## Check Uniqueness & Validity

**Objective**: Evaluate data quality by checking for uniqueness and validity of data entries.

For this activity, you will use a sample dataset students.csv that contains the following
columns: ID , Name , Age , Grade , Email .

**Steps**:
1. Check Uniqueness
    - Unique IDs
    - Unique Email Addresses
    - Unique Combination

2. Check Validity
    - Validate Age Range
    - Validate Grade Scale
    - Validate Name Format

In [1]:
# Write your code from here
import pandas as pd
import re

# Function to check for uniqueness of a column
def check_unique(df, column):
    """
    Check if all values in a specified column are unique.
    
    Parameters:
    df (pandas.DataFrame): Input DataFrame.
    column (str): Column name to check uniqueness.
    
    Returns:
    bool: True if all values are unique, False otherwise.
    """
    if column not in df.columns:
        raise KeyError(f"Column '{column}' not found in DataFrame.")
    
    return df[column].is_unique

# Function to check for unique combination of multiple columns
def check_unique_combination(df, columns):
    """
    Check if the combination of multiple columns has unique rows.
    
    Parameters:
    df (pandas.DataFrame): Input DataFrame.
    columns (list): List of column names to check unique combination.
    
    Returns:
    bool: True if all combinations of values are unique, False otherwise.
    """
    if not all(col in df.columns for col in columns):
        raise KeyError("One or more columns not found in DataFrame.")
    
    return df.duplicated(subset=columns).sum() == 0

# Function to validate Age (age should be within 0 to 120)
def validate_age(df, column, min_age=0, max_age=120):
    """
    Check if the Age values fall within a valid range.
    
    Parameters:
    df (pandas.DataFrame): Input DataFrame.
    column (str): Column name to check age validity.
    min_age (int): Minimum valid age (default is 0).
    max_age (int): Maximum valid age (default is 120).
    
    Returns:
    pandas.DataFrame: Rows with invalid age values.
    """
    if column not in df.columns:
        raise KeyError(f"Column '{column}' not found in DataFrame.")
    
    return df[(df[column] < min_age) | (df[column] > max_age)]

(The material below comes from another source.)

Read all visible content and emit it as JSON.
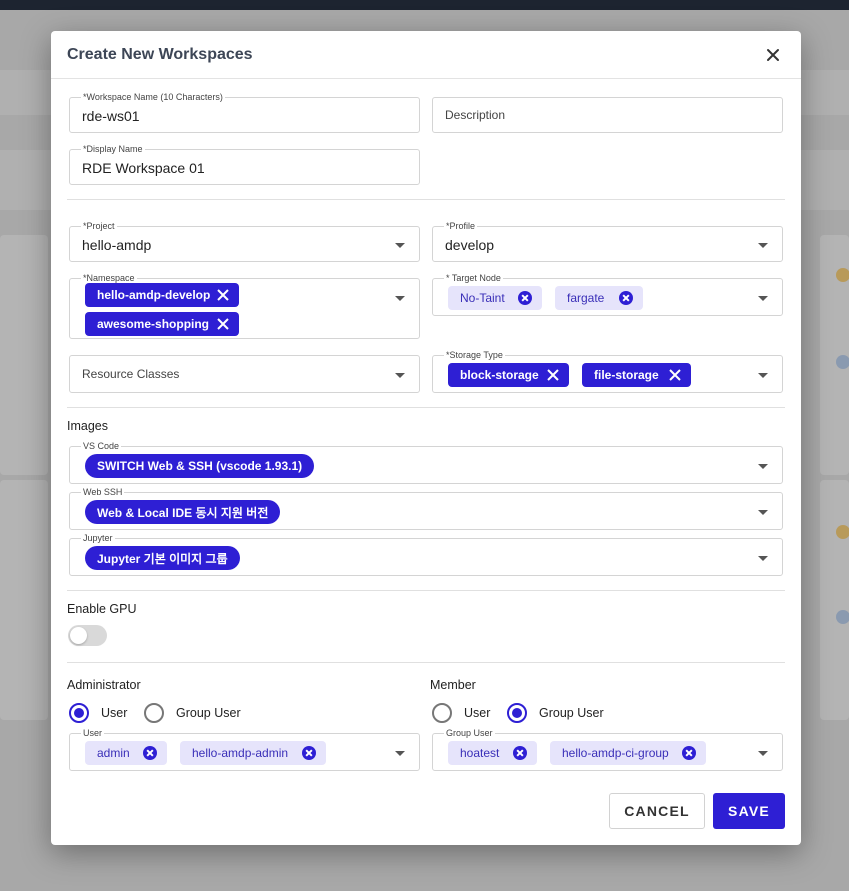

# Function to validate Grade (grade should be between 0 and 100)
def validate_grade(df, column, min_grade=0, max_grade=100):
    """
    Check if the Grade values fall within a valid range.
    
    Parameters:
    df (pandas.DataFrame): Input DataFrame.
    column (str): Column name to check grade validity.
    min_grade (int): Minimum valid grade (default is 0).
    max_grade (int): Maximum valid grade (default is 100).
    
    Returns:
    pandas.DataFrame: Rows with invalid grade values.
    """
    if column not in df.columns:
        raise KeyError(f"Column '{column}' not found in DataFrame.")
    
    return df[(df[column] < min_grade) | (df[column] > max_grade)]

# Function to validate Name format (name should be capitalized)
def validate_name_format(df, column):
    """
    Validate if the Name follows proper format (capitalized).
    
    Parameters:
    df (pandas.DataFrame): Input DataFrame.
    column (str): Column name to check name validity.
    
    Returns:
    pandas.DataFrame: Rows with invalid name format.
    """
    if column not in df.columns:
        raise KeyError(f"Column '{column}' not found in DataFrame.")
    
    name_regex = r'^[A-Z][a-z]* [A-Z][a-z]*$'  # First and Last name, both capitalized
    return df[~df[column].str.match(name_regex, na=False)]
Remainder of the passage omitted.